Bonjour et bienvenue à ce cours de NPTEL intitulé Twentieth Century Fiction. Nous regardons l'Ulysse de James Joyce. Donc, dans cette très courte conférence, nous regarderont une scène particulière de ce roman et c'est une scène très importante, il s'agit apparemment d'une conversation très inoffensive entre le directeur de l'école où Stephen Dedalus enseigne et Dedalus lui-même. Mais cette scène est remplie de certaines des choses très politiques et cela pourrait être regardé d'une perspective post-coloniale et aussi de certaines des choses très antisémites que Ulysse dramatizes.
Donc, les sentiments antisémites à Dublin à ce moment-là sont quelque chose de très délibérément dramatisé par Joyce ici. Donc, tout d'abord, nous voyons M. Deasy qui est un directeur qui est sur le point de payer Stephen pour ses cours et une conversation a lieu à l'intérieur de son bureau et vous savez. Donc, c'est vous savez une conversation entre le directeur et Stephen, où il lui donne l'argent pour sa classe et ça devrait être sur votre écran. Vous savez que c'est un souverain qui a été livré à Stephen.
Un souverain est tombé, brillant et nouveau, sur la pile molle de la nappe.
Trois, a dit M. Deasy, en tournant sa petite caisse d'épargne dans sa main. Ce sont des choses pratiques à avoir. Voir. C'est pour les souverains. C'est pour les shillings. Seize, demi-couronnes. Et ici des couronnes. Voir.
Il lui a tiré deux couronnes et deux shillings.
Trois douze, a-t-il dit. Je pense que tu trouveras que c'est juste.
Merci, monsieur, Stephen a dit, rassembler l'argent avec la hâte timide et le mettre dans une poche de son pantalon.
Non merci du tout, a dit M. Deasy. Vous l'avez mérité.
La main de Stephen, à nouveau, est revenue aux coquilles creuses. Symboles trop de beauté et de pouvoir. Un morceau dans ma poche: des symboles souillés par la cupidité et la misère.

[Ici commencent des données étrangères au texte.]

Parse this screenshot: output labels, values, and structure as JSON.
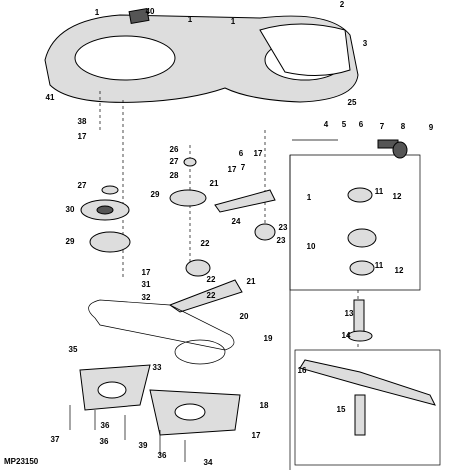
{
  "callouts": [
    "1",
    "40",
    "1",
    "1",
    "2",
    "3",
    "41",
    "25",
    "38",
    "17",
    "4",
    "5",
    "6",
    "7",
    "8",
    "9",
    "26",
    "27",
    "28",
    "6",
    "17",
    "7",
    "21",
    "17",
    "27",
    "29",
    "30",
    "11",
    "12",
    "1",
    "24",
    "23",
    "22",
    "23",
    "29",
    "10",
    "11",
    "12",
    "17",
    "31",
    "32",
    "21",
    "22",
    "22",
    "13",
    "20",
    "14",
    "19",
    "35",
    "33",
    "16",
    "18",
    "15",
    "17",
    "37",
    "36",
    "36",
    "39",
    "36",
    "34"
  ],
  "drawing_code": "MP23150"
}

Maintenant, c'est l'une des caractéristiques vraiment intéressantes d'Ulysse en termes de comment, elle parvient à fusionner la matérialité de la vie et l'impact produit par matérialité. Donc, d'une part, nous avons une série de courants de conscience, où les personnages vont dans les réverbères, ils ont des rêves de jour, ils se déplacent dans différents types de visions. Mais, en même temps, ils reviennent à quelques très durs, parfois des signifiants importants, et la saleté de Dublin est quelque chose qui n'est jamais tout à fait perdu de vue dans tout ce récit.

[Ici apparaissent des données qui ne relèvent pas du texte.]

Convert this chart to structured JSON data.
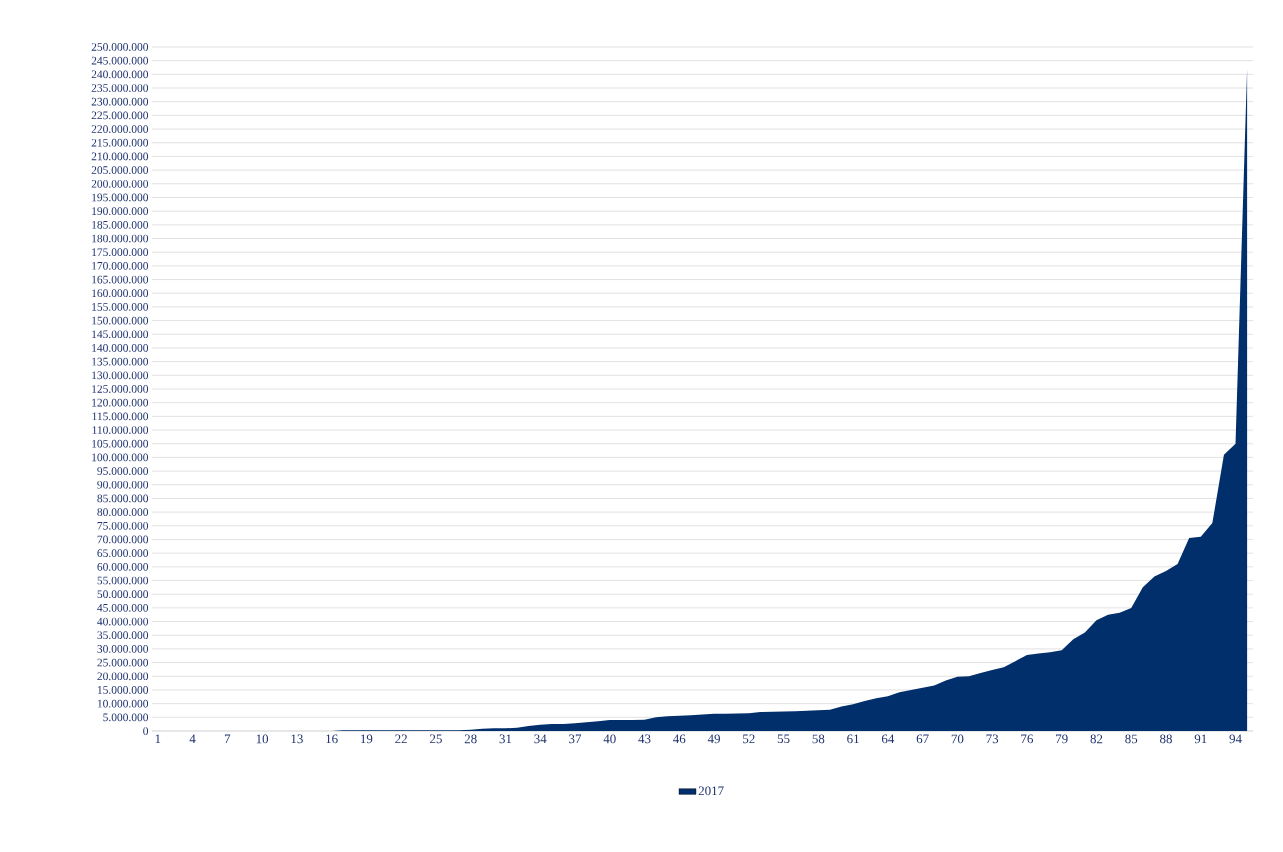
{
  "chart_data": {
    "type": "area",
    "categories": [
      "1",
      null,
      null,
      "4",
      null,
      null,
      "7",
      null,
      null,
      "10",
      null,
      null,
      "13",
      null,
      null,
      "16",
      null,
      null,
      "19",
      null,
      null,
      "22",
      null,
      null,
      "25",
      null,
      null,
      "28",
      null,
      null,
      "31",
      null,
      null,
      "34",
      null,
      null,
      "37",
      null,
      null,
      "40",
      null,
      null,
      "43",
      null,
      null,
      "46",
      null,
      null,
      "49",
      null,
      null,
      "52",
      null,
      null,
      "55",
      null,
      null,
      "58",
      null,
      null,
      "61",
      null,
      null,
      "64",
      null,
      null,
      "67",
      null,
      null,
      "70",
      null,
      null,
      "73",
      null,
      null,
      "76",
      null,
      null,
      "79",
      null,
      null,
      "82",
      null,
      null,
      "85",
      null,
      null,
      "88",
      null,
      null,
      "91",
      null,
      null,
      "94",
      null
    ],
    "series": [
      {
        "name": "2017",
        "color": "#002f6c",
        "values": [
          0,
          0,
          0,
          0,
          0,
          0,
          0,
          0,
          0,
          0,
          0,
          0,
          0,
          0,
          0,
          0,
          300000,
          300000,
          300000,
          300000,
          300000,
          300000,
          300000,
          300000,
          300000,
          300000,
          300000,
          500000,
          800000,
          1000000,
          1000000,
          1200000,
          1800000,
          2300000,
          2600000,
          2600000,
          2800000,
          3200000,
          3600000,
          4000000,
          4000000,
          4000000,
          4100000,
          5000000,
          5400000,
          5600000,
          5800000,
          6000000,
          6300000,
          6300000,
          6400000,
          6500000,
          6900000,
          7000000,
          7100000,
          7200000,
          7400000,
          7600000,
          7800000,
          9000000,
          9800000,
          11000000,
          12000000,
          12700000,
          14200000,
          15000000,
          15800000,
          16600000,
          18500000,
          19800000,
          20000000,
          21200000,
          22300000,
          23300000,
          25500000,
          27800000,
          28300000,
          28800000,
          29500000,
          33500000,
          36000000,
          40500000,
          42500000,
          43200000,
          45000000,
          52500000,
          56500000,
          58500000,
          61000000,
          70500000,
          71000000,
          76000000,
          101000000,
          105000000,
          242000000
        ]
      }
    ],
    "ylim": [
      0,
      250000000
    ],
    "yticks": [
      0,
      {
        "value": 5000000,
        "label": "5.000.000"
      },
      {
        "value": 10000000,
        "label": "10.000.000"
      },
      {
        "value": 15000000,
        "label": "15.000.000"
      },
      {
        "value": 20000000,
        "label": "20.000.000"
      },
      {
        "value": 25000000,
        "label": "25.000.000"
      },
      {
        "value": 30000000,
        "label": "30.000.000"
      },
      {
        "value": 35000000,
        "label": "35.000.000"
      },
      {
        "value": 40000000,
        "label": "40.000.000"
      },
      {
        "value": 45000000,
        "label": "45.000.000"
      },
      {
        "value": 50000000,
        "label": "50.000.000"
      },
      {
        "value": 55000000,
        "label": "55.000.000"
      },
      {
        "value": 60000000,
        "label": "60.000.000"
      },
      {
        "value": 65000000,
        "label": "65.000.000"
      },
      {
        "value": 70000000,
        "label": "70.000.000"
      },
      {
        "value": 75000000,
        "label": "75.000.000"
      },
      {
        "value": 80000000,
        "label": "80.000.000"
      },
      {
        "value": 85000000,
        "label": "85.000.000"
      },
      {
        "value": 90000000,
        "label": "90.000.000"
      },
      {
        "value": 95000000,
        "label": "95.000.000"
      },
      {
        "value": 100000000,
        "label": "100.000.000"
      },
      {
        "value": 105000000,
        "label": "105.000.000"
      },
      {
        "value": 110000000,
        "label": "110.000.000"
      },
      {
        "value": 115000000,
        "label": "115.000.000"
      },
      {
        "value": 120000000,
        "label": "120.000.000"
      },
      {
        "value": 125000000,
        "label": "125.000.000"
      },
      {
        "value": 130000000,
        "label": "130.000.000"
      },
      {
        "value": 135000000,
        "label": "135.000.000"
      },
      {
        "value": 140000000,
        "label": "140.000.000"
      },
      {
        "value": 145000000,
        "label": "145.000.000"
      },
      {
        "value": 150000000,
        "label": "150.000.000"
      },
      {
        "value": 155000000,
        "label": "155.000.000"
      },
      {
        "value": 160000000,
        "label": "160.000.000"
      },
      {
        "value": 165000000,
        "label": "165.000.000"
      },
      {
        "value": 170000000,
        "label": "170.000.000"
      },
      {
        "value": 175000000,
        "label": "175.000.000"
      },
      {
        "value": 180000000,
        "label": "180.000.000"
      },
      {
        "value": 185000000,
        "label": "185.000.000"
      },
      {
        "value": 190000000,
        "label": "190.000.000"
      },
      {
        "value": 195000000,
        "label": "195.000.000"
      },
      {
        "value": 200000000,
        "label": "200.000.000"
      },
      {
        "value": 205000000,
        "label": "205.000.000"
      },
      {
        "value": 210000000,
        "label": "210.000.000"
      },
      {
        "value": 215000000,
        "label": "215.000.000"
      },
      {
        "value": 220000000,
        "label": "220.000.000"
      },
      {
        "value": 225000000,
        "label": "225.000.000"
      },
      {
        "value": 230000000,
        "label": "230.000.000"
      },
      {
        "value": 235000000,
        "label": "235.000.000"
      },
      {
        "value": 240000000,
        "label": "240.000.000"
      },
      {
        "value": 245000000,
        "label": "245.000.000"
      },
      {
        "value": 250000000,
        "label": "250.000.000"
      }
    ],
    "grid": "y",
    "legend": "bottom"
  }
}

Donc, nous avons cette conversation qui a lieu entre le directeur et Stephen. Stephen est évidemment l'employé de cette institution, mais en même temps nous le voyons se déplacer dans différentes directions dans les réverbères. Donc, d'une part il reçoit de l'argent du directeur, mais il est très conscient de sa conscience, et cette qualité métacognitive d'être conscient de sa conscience est quelque chose que Dedalus et Leopold bloom montrent à différents degrés dans Ulysse qui en fait un texte aussi phénoménal malgré le cadre d'une journée.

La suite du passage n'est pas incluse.